La Chiesa di Verona piange don Rino Breoni, figura di grande rilievo per la comunità cittadina. Aveva 91 anni ed è scomparso nella Casa del Clero di Negrar, dove risiedeva da qualche tempo a causa di problemi di salute.
Una vita dedicata alla fede e all’insegnamento
Nato a Verona nell’ottobre del 1933, don Rino Breoni fu ordinato sacerdote nel 1958, iniziando così un lungo cammino di servizio alla Chiesa e alla comunità. Negli anni, è stato un punto di riferimento in diverse parrocchie della città e un apprezzato insegnante in molte scuole veronesi.
Tra i suoi incarichi più significativi, è stato vicario parrocchiale presso la Cattedrale di Verona e assistente spirituale del Centro Religioso Universitario. Successivamente, è stato Rettore della Chiesa di San Pietro Incarnario e assistente della Comunità Studentesca, rafforzando così il suo legame con i giovani e il mondo accademico.
Nel 1984, don Breoni è stato nominato parroco di San Nicolò all’Arena , ruolo che ha ricoperto per 15 anni fino al 1999, quando fu chiamato a guidare una delle parrocchie più importanti della città, quella di San Zeno Maggiore . Qui è stato parroco amministratore fino al 2008 e parrocchiale fino al 2009.
Rettore e Cappellano di Sua Santità
Il valore del suo servizio è stato riconosciuto nel 2007, quando fu nominato Cappellano di Sua Santità , un titolo onorifico concesso ai sacerdoti che si sono particolarmente distinti per il loro contributo alla Chiesa.
Dal 2009 al 2019, don Rino Breoni è stato Rettore della Chiesa di San Lorenzo , un’altra tappa importante della sua lunga missione pastorale. Dopo il 2019, si era ritirato presso la Casa del Clero di Negrar, dove ha trascorso gli ultimi anni della sua vita.
Il ricordo di una figura simbolo per Verona
Don Rino Breoni è stato una guida spirituale e un punto di riferimento per generazioni di veronesi. Il suo servizio nelle parrocchie di San Nicolò e San Zeno, così come il suo impegno come insegnante e rettore, hanno lasciato un segno profondo nella comunità cittadina.
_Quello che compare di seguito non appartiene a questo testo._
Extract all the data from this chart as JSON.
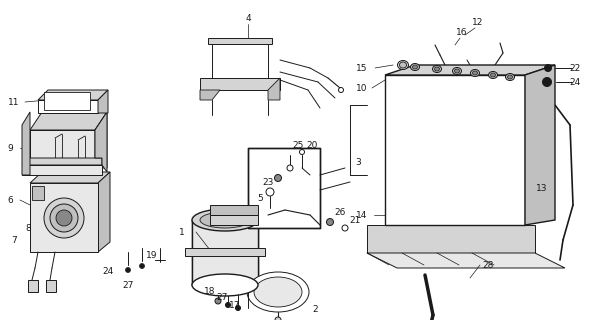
{
  "bg_color": "#ffffff",
  "line_color": "#1a1a1a",
  "fig_width": 6.06,
  "fig_height": 3.2,
  "dpi": 100,
  "gray_light": "#e8e8e8",
  "gray_mid": "#c0c0c0",
  "gray_dark": "#888888",
  "gray_fill": "#d4d4d4",
  "black": "#1a1a1a",
  "white": "#ffffff"
}
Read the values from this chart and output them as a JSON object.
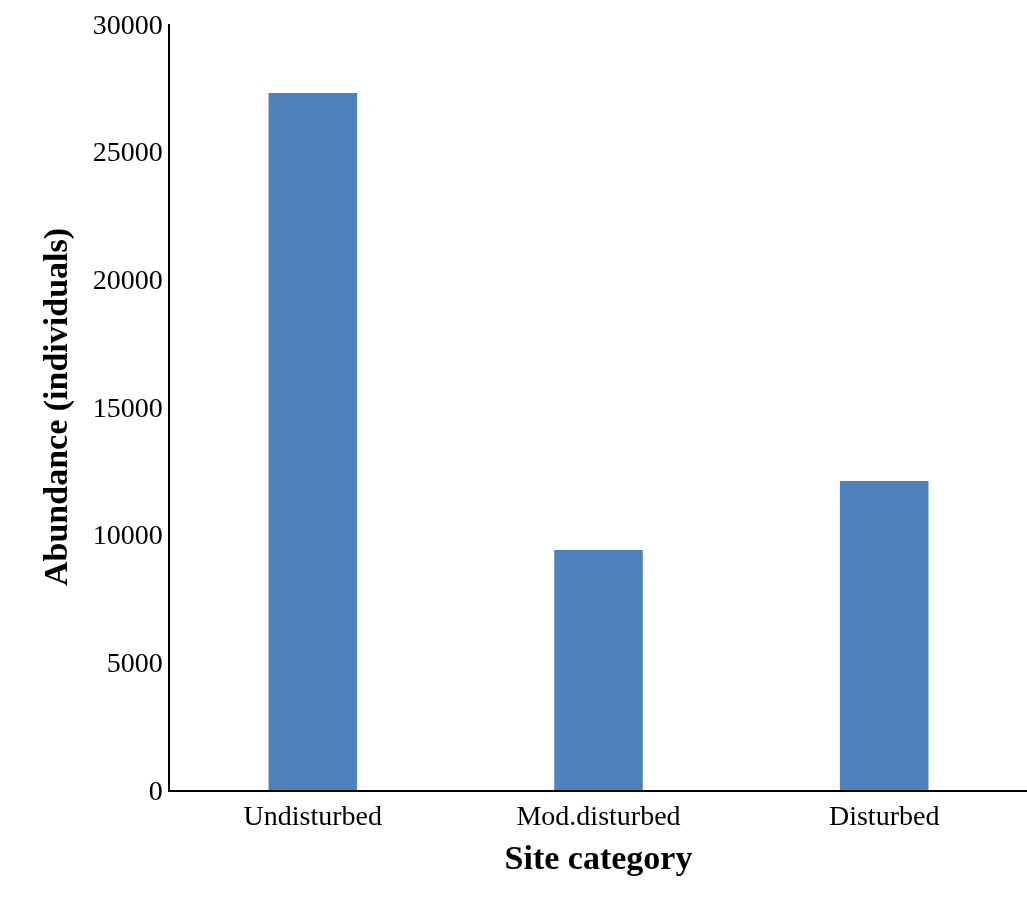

La sua lunga vita sacerdotale è stata contraddistinta da una grande dedizione verso il prossimo e un costante impegno a promuovere i valori della fede e della solidarietà. La Chiesa di Verona e tutta la comunità lo ricordano con affetto e riconoscenza per il contributo che ha dato nel corso della sua missione.